Marco mengetuk pintu kamar Helena, lalu membukanya secara perlahan. Marco masuk ke dalam kamar dan melihat Helena sedang berdiri di dekat jendela. Marco menghampirinya dan berdiri di belakang Helena dengan tetap menjaga jarak.
"Helena sayang. Aku mau berangkat sekarang. Apa kau yakin tidak ingin ikut sayang?" tanya Marco lembut.
Helena berbalik dan menghadap Marco. Helena melihat penampilan Marco yang mengenàkan jas dan tuxedo, terlihat sangat gagah dan mewah. Penampilan Marco saat ini sangat berbeda jauh dengan penampilan Marco saat menikahinya dulu.
"Apa kau sudah siap membebaskanku dari pernikahan ini, Marco?" tanya Helena balik sambil tersenyum sinis.
Wajah Marco memerah menahan marah.
"Tidak akan. Sampai kapanpun aku tidak akan pernah menceraikanmu dan jangan pernah berpikir untuk pergi dari hidupku, sayang. Aku mencintaimu, Helena," jawab Marco.
"Tapi rasa cintamu padaku kalah dengan n***u bejatmu pada wanita itu," sahut Helena.
"Sebaiknya kau segera berangkat sekarang. Calon pengantin bungtingmu pasti sudah tidak sabar menjadi Nyonya Marco Austin," sindir Helena.

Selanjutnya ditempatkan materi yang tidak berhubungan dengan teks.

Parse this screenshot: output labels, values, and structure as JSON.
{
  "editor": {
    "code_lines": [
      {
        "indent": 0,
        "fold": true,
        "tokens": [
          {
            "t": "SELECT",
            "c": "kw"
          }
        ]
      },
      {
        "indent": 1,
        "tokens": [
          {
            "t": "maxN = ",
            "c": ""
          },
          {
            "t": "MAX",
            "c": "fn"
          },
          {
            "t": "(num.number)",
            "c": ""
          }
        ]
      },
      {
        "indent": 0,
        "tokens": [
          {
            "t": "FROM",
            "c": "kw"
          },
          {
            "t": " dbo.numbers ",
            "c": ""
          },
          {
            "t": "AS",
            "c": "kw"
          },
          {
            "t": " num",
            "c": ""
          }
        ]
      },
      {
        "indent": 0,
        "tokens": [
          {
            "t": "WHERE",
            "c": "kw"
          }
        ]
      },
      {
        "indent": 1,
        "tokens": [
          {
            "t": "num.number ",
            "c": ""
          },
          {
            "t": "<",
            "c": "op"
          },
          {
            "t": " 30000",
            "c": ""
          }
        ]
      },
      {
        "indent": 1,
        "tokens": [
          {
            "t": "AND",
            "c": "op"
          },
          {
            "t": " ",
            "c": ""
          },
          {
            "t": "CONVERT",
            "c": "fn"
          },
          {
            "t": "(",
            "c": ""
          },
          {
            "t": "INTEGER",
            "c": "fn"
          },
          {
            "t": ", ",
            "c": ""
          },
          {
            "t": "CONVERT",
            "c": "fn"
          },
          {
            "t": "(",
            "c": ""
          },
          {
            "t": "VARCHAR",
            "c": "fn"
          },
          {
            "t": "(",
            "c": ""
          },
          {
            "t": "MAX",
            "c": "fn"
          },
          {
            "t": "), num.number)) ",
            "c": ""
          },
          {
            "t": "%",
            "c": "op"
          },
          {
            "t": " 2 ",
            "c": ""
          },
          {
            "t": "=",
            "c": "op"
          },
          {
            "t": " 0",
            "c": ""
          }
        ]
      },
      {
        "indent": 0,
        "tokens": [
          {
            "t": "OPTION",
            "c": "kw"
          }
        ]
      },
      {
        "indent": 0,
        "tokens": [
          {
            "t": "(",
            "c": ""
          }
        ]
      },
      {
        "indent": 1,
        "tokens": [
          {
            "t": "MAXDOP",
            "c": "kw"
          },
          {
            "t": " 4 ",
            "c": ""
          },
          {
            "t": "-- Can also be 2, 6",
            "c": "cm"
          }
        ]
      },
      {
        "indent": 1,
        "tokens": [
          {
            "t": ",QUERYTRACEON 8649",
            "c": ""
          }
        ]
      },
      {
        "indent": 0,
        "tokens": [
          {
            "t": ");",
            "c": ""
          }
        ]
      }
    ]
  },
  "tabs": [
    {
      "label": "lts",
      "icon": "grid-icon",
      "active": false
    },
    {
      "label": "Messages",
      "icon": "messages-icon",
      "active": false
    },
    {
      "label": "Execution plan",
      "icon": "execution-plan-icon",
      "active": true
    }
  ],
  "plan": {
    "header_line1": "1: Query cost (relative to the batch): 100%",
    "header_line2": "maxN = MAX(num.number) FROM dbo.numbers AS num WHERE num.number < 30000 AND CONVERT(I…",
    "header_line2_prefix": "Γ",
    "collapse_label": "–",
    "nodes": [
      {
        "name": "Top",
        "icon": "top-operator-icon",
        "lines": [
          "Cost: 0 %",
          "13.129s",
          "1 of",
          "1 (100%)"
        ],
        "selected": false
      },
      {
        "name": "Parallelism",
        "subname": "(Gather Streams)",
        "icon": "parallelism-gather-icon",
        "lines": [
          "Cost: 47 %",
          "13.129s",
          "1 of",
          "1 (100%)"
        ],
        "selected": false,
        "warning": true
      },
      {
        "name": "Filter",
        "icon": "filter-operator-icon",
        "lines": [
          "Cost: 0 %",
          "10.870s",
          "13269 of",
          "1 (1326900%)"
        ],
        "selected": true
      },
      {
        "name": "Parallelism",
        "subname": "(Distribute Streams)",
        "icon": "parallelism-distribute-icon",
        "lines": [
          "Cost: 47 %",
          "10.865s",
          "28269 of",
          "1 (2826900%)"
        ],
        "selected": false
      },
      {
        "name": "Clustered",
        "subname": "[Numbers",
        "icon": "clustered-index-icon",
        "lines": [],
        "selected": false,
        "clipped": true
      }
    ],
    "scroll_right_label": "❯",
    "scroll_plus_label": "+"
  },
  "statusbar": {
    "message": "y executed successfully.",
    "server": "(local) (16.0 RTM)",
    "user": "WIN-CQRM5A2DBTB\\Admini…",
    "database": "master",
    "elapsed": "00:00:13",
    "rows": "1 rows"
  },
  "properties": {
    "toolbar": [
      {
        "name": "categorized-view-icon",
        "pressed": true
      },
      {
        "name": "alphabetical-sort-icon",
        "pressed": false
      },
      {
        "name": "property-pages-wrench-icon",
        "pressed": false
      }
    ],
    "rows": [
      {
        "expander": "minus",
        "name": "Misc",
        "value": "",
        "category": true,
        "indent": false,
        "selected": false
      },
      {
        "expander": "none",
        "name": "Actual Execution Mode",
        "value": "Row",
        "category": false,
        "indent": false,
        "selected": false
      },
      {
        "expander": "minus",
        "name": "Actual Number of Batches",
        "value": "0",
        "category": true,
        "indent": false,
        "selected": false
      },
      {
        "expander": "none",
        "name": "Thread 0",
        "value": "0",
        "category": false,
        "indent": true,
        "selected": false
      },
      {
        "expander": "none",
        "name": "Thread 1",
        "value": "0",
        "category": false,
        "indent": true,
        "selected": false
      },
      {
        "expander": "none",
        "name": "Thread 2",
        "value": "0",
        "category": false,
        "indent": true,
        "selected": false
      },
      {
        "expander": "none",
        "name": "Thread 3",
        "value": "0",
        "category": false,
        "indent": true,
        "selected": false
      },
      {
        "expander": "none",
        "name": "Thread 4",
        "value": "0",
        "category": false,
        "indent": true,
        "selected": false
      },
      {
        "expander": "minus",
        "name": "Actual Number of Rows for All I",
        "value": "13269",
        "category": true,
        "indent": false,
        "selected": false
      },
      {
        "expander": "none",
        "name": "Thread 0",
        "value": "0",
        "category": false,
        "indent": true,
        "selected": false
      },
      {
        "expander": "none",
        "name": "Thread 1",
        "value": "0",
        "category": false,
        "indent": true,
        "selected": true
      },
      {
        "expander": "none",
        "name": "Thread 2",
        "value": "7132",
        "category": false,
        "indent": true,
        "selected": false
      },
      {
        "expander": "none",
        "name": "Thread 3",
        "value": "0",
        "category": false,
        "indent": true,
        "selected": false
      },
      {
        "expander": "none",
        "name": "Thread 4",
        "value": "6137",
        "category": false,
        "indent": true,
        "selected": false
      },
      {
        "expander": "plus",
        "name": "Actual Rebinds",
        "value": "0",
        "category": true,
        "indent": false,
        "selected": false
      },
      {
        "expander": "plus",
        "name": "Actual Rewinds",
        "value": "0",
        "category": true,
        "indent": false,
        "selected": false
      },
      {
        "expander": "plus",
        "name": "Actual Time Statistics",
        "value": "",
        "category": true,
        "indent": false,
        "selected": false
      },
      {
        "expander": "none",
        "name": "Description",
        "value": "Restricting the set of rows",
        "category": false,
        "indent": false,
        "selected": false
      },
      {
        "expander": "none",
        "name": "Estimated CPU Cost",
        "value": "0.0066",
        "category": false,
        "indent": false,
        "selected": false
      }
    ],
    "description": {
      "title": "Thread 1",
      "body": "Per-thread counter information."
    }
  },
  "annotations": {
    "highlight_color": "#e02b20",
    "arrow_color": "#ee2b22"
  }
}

Marco pun mengalah. Dia tidak ingin berdebat dengan Helena.
"Setidaknya berikan aku doamu Helena, meskipun apa yang aku lakukan ini sangat menyakitimu," ucap Marco sambil dengan wajah memelas.
Helena pun mendekat, lalu salim dan mencium punggung tangan suaminya.
"Semoga anak kalian sehat selalu. Itu doaku," ucap Helena sambil melepaskan tangan Marco.
"Terima kasih sayang," ucap Marco sambil tersenyum.
Ingin rasanya dia memeluk Helena, tapi Marco ingat dengan janjinya. Marco pun pamit dan segera keluar dari kamar Helena. Setelah Marco pergi, Helena segera mengunci pintu kamarnya dan menjatuhkan tubuhnya di atas ranjang. Tiba-tiba ponselnya berdering. Sherly mengirimkan beberapa foto tempat pernikahannya dengan Marco yang sangat mewah di sebuah hotel ternama dan memamerkan gaun mewahnya pada Helena. Helena hanya tersenyum kecut, lalu menaruh ponselnya ke atas nakas.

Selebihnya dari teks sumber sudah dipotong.